Asad Umar has said that he “is neither angry nor disappointed” at Prime Minister Imran Khan’s cabinet reshuffle that saw him step down as finance minister — a position he referred to as “the most difficult job in Pakistan” — eight months after being appointed.

The Pakistan Tehreek-i-Insaf leader made these comments while speaking to journalist Kashif Abbasi on ARY News programme Off The Record on Thursday.

When insisted by Abbasi that he must have felt disappointed or even angry at the prime minister’s decision, Umar said: “To be honest, I did not feel any [disappointment]. In the last eight months, I had worked so much that I told my family that I was on the verge of a physical burnout.”

Describing the finance ministry’s position as “the most difficult job in Pakistan”, Umar said that his stress levels “plummeted” as soon as he was informed by the premier of his decision.

“There is no extent to how relaxed I feel right now.”

When pressed further by the anchor, Umar stayed firm on his stance, saying: “I am being told by people that I should be angry but the fact remains that I am not.

“Had I been angry, would I have still held a press conference and said that ‘Imran Khan will build the Naya Pakistan’? There was no gun to my head […] it was what I genuinely felt in my heart.”

Umar maintained that him feeling aggrieved did not make any sense as the ministry was not his personal domain that he ought to have had held.

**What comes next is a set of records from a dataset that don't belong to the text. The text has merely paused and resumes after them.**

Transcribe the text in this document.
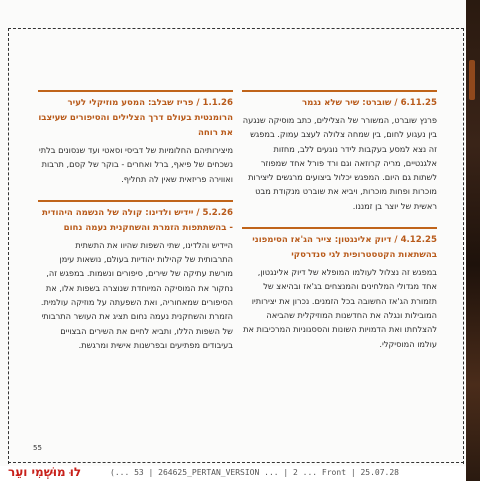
6.11.25 / שוברט: שיר שלא נגמר
פרנץ שוברט, המשורר של הצלילים, כתב מוסיקה שנגעה בין נעגוע לחום, בין שמחה צלולה לעצב עמוק. במפגש זה נצא למסע בעקבות לידר נוגעים ללב, מחזות אלגנטיים, מריה קרוזאה וגם ורד פורל אחד שמפוזר לשתות גם היום. המפגש יכלול ביצועים מרגשים ליצירות מוכרות ופחות מוכרות, ויביא את שוברט מנקודת מבט ראשית של יוצר בן זמננו.
4.12.25 / דיוק אלינגטון: צייר הג'אז הסימפוני בהשתאות הקטסטרופית לגי סנדרסקי
במפגש זה נצלול לעולמו המופלא של דיוק אלינגטון, אחד מגדולי המלחינים והמנצחים בג'אז ובהיאצ של תזמורת הג'אז החשובה בכל הזמנים. נכרון את יצירותיו המובילות ונגלה את החדשנות המוזיקלית שהביאה להצלחתו ואת הדמויות השונות והססגוניות המרכיבות את עולמו המוסיקלי.
1.1.26 / פריז שבלב: המסע מוזיקלי לעיר הרומנטית בעולם דרך הצלילים והסיפורים שעיצבו את רוחה
מיצירותיהם החלומיות של דביסי וסאטי ועד שנסונים בלתי נשכחים של פיאף, ברל ואחרים - בוקר של קסם, תרבות ואווירה פריזאית שאין לה תחליף.
5.2.26 / יידיש ולדינו: קולה של הנשמה היהודית - בהשתתפות הזמרת והשחקנית נעמה נחום
היידיש והלדינו, שתי השפות שהיוו את התשתית התרבותית של קהילות יהודיות בעולם, נושאות עימן מורשת עתיקה של שירים, סיפורים ונשמות. במפגש זה, נחקור את המוסיקה המיוחדת שנוצרה בשפות אלו, את הסיפורים שמאחוריה, ואת השפעתה על מוזיקה עולמית. הזמרת והשחקנית נעמה נחום תציג את העושר התרבותי של השפות הללו, ותביא לחיים את השירים הבצויים בעיבודים מפתיעים ובפרשנות אישית ומרגשת.
55
לוּ מוּשְׁמִי ועֵר	(... 53 | 264625_PERTAN_VERSION ... | 2 ... Front | 25.07.28
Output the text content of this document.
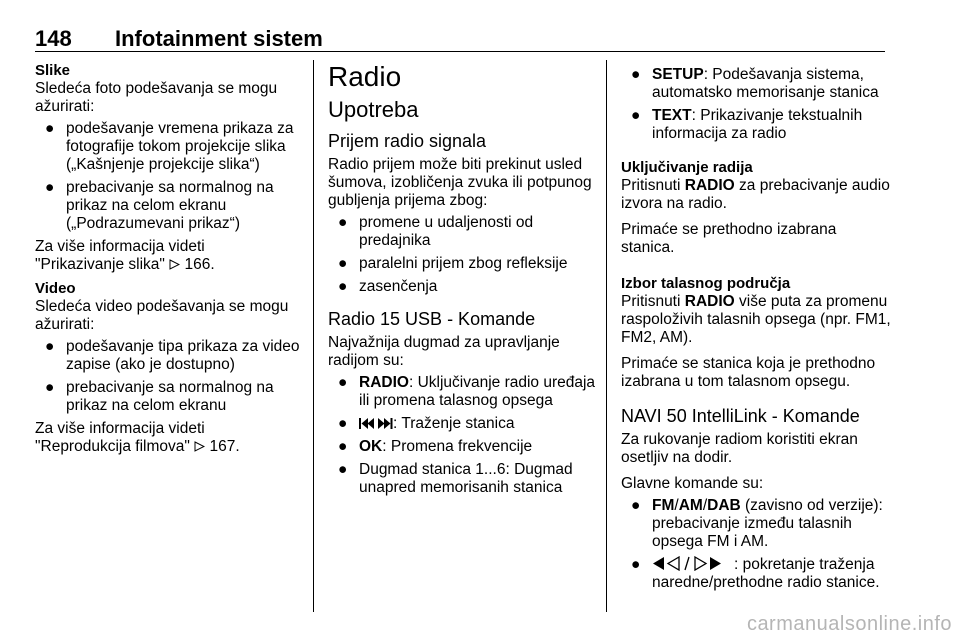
148 Infotainment sistem
Slike

Sledeća foto podešavanja se mogu ažurirati:

● podešavanje vremena prikaza za fotografije tokom projekcije slika („Kašnjenje projekcije slika“)
● prebacivanje sa normalnog na prikaz na celom ekranu („Podrazumevani prikaz“)

Za više informacija videti
"Prikazivanje slika" 166.

Video

Sledeća video podešavanja se mogu ažurirati:

● podešavanje tipa prikaza za video zapise (ako je dostupno)
● prebacivanje sa normalnog na prikaz na celom ekranu

Za više informacija videti
"Reprodukcija filmova" 167.

Radio
Upotreba
Prijem radio signala

Radio prijem može biti prekinut usled šumova, izobličenja zvuka ili potpunog gubljenja prijema zbog:

● promene u udaljenosti od predajnika
● paralelni prijem zbog refleksije
● zasenčenja
Radio 15 USB - Komande

Najvažnija dugmad za upravljanje radijom su:

● RADIO: Uključivanje radio uređaja ili promena talasnog opsega
●	: Traženje stanica
● OK: Promena frekvencije
● Dugmad stanica 1...6: Dugmad unapred memorisanih stanica
● SETUP: Podešavanja sistema, automatsko memorisanje stanica
● TEXT: Prikazivanje tekstualnih informacija za radio
Uključivanje radija

Pritisnuti RADIO za prebacivanje audio izvora na radio.

Primaće se prethodno izabrana stanica.

Izbor talasnog područja

Pritisnuti RADIO više puta za promenu raspoloživih talasnih opsega (npr. FM1, FM2, AM).

Primaće se stanica koja je prethodno izabrana u tom talasnom opsegu.

NAVI 50 IntelliLink - Komande

Za rukovanje radiom koristiti ekran osetljiv na dodir.

Glavne komande su:

● FM/AM/DAB (zavisno od verzije): prebacivanje između talasnih opsega FM i AM.
●	: pokretanje traženja naredne/prethodne radio stanice.
carmanualsonline.info
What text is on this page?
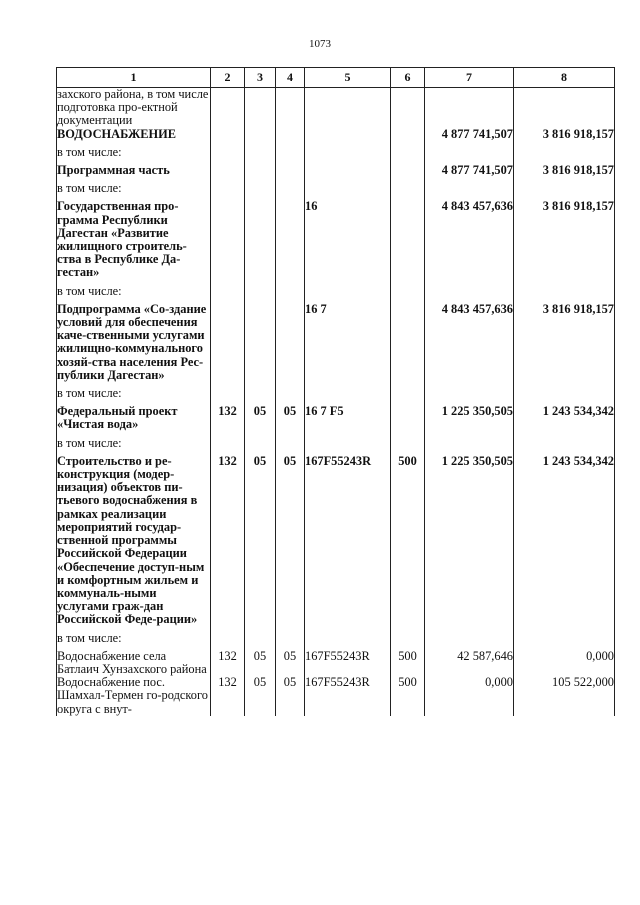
1073
1	2	3	4	5	6	7	8
захского района, в том числе подготовка про-ектной документации							
ВОДОСНАБЖЕНИЕ						4 877 741,507	3 816 918,157
в том числе:							
Программная часть						4 877 741,507	3 816 918,157
в том числе:							
Государственная про-грамма Республики Дагестан «Развитие жилищного строитель-ства в Республике Да-гестан»				16		4 843 457,636	3 816 918,157
в том числе:							
Подпрограмма «Со-здание условий для обеспечения каче-ственными услугами жилищно-коммунального хозяй-ства населения Рес-публики Дагестан»				16 7		4 843 457,636	3 816 918,157
в том числе:							
Федеральный проект «Чистая вода»	132	05	05	16 7 F5		1 225 350,505	1 243 534,342
в том числе:							
Строительство и ре-конструкция (модер-низация) объектов пи-тьевого водоснабжения в рамках реализации мероприятий государ-ственной программы Российской Федерации «Обеспечение доступ-ным и комфортным жильем и коммуналь-ными услугами граж-дан Российской Феде-рации»	132	05	05	167F55243R	500	1 225 350,505	1 243 534,342
в том числе:							
Водоснабжение села Батлаич Хунзахского района	132	05	05	167F55243R	500	42 587,646	0,000
Водоснабжение пос. Шамхал-Термен го-родского округа с внут-	132	05	05	167F55243R	500	0,000	105 522,000
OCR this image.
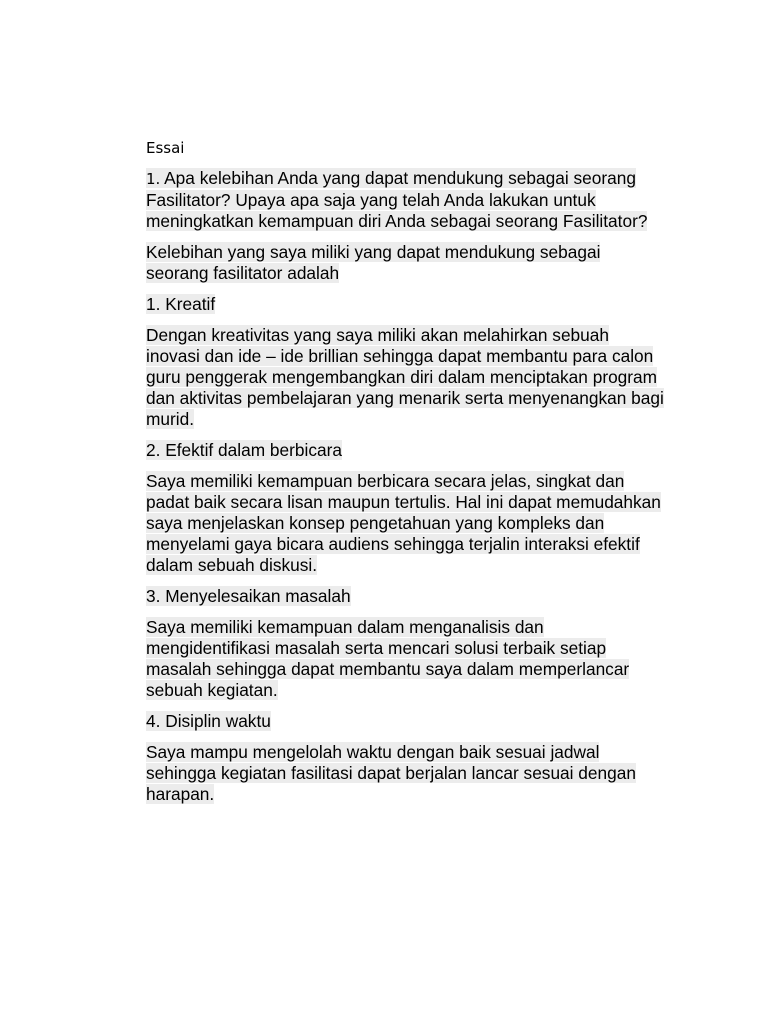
Essai

1. Apa kelebihan Anda yang dapat mendukung sebagai seorang Fasilitator? Upaya apa saja yang telah Anda lakukan untuk meningkatkan kemampuan diri Anda sebagai seorang Fasilitator?

Kelebihan yang saya miliki yang dapat mendukung sebagai seorang fasilitator adalah

1. Kreatif

Dengan kreativitas yang saya miliki akan melahirkan sebuah inovasi dan ide – ide brillian sehingga dapat membantu para calon guru penggerak mengembangkan diri dalam menciptakan program dan aktivitas pembelajaran yang menarik serta menyenangkan bagi murid.

2. Efektif dalam berbicara

Saya memiliki kemampuan berbicara secara jelas, singkat dan padat baik secara lisan maupun tertulis. Hal ini dapat memudahkan saya menjelaskan konsep pengetahuan yang kompleks dan menyelami gaya bicara audiens sehingga terjalin interaksi efektif dalam sebuah diskusi.

3. Menyelesaikan masalah

Saya memiliki kemampuan dalam menganalisis dan mengidentifikasi masalah serta mencari solusi terbaik setiap masalah sehingga dapat membantu saya dalam memperlancar sebuah kegiatan.

4. Disiplin waktu

Saya mampu mengelolah waktu dengan baik sesuai jadwal sehingga kegiatan fasilitasi dapat berjalan lancar sesuai dengan harapan.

When asked if his era would be deemed a failure, Umar said he would leave that for “time and you [journalists] to decide”, but maintained that the state of the economy was not as bad as when he had taken over.

“Were you sacked because of your performance?” the anchor asked, to which Umar responded in the affirmative, adding: “What else could it be?”

Describing the reasoning given to him, Umar said that “the prime minister thinks that a fresh team and a fresh start could help allay the pressure on the government.”

When asked why he refused the energy portfolio and opted against staying in the cabinet, Umar said that he was “never in it for posts and designations” and only wanted to contribute in a position that was a better fit for his expertise.

Umar refused Abbasi’s insinuation that he was reconsidering his future in politics, asserting that he would “still keep on actively contributing and serving his constituency”.

He said that the most difficult decision taken during his time in charge was not “resorting to populist politics and instead sticking to what was best for the people’s interest in the long run”.

The host asked Umar to comment on his “ego”, adding that he is perceived to be “too egotistical” at times.

“I have heard this too but from big-shot elites who speak English,” replied Umar. “I also hear the common man say: ‘He [Umar] is a very simple man’ when they are asked what good they see in me.”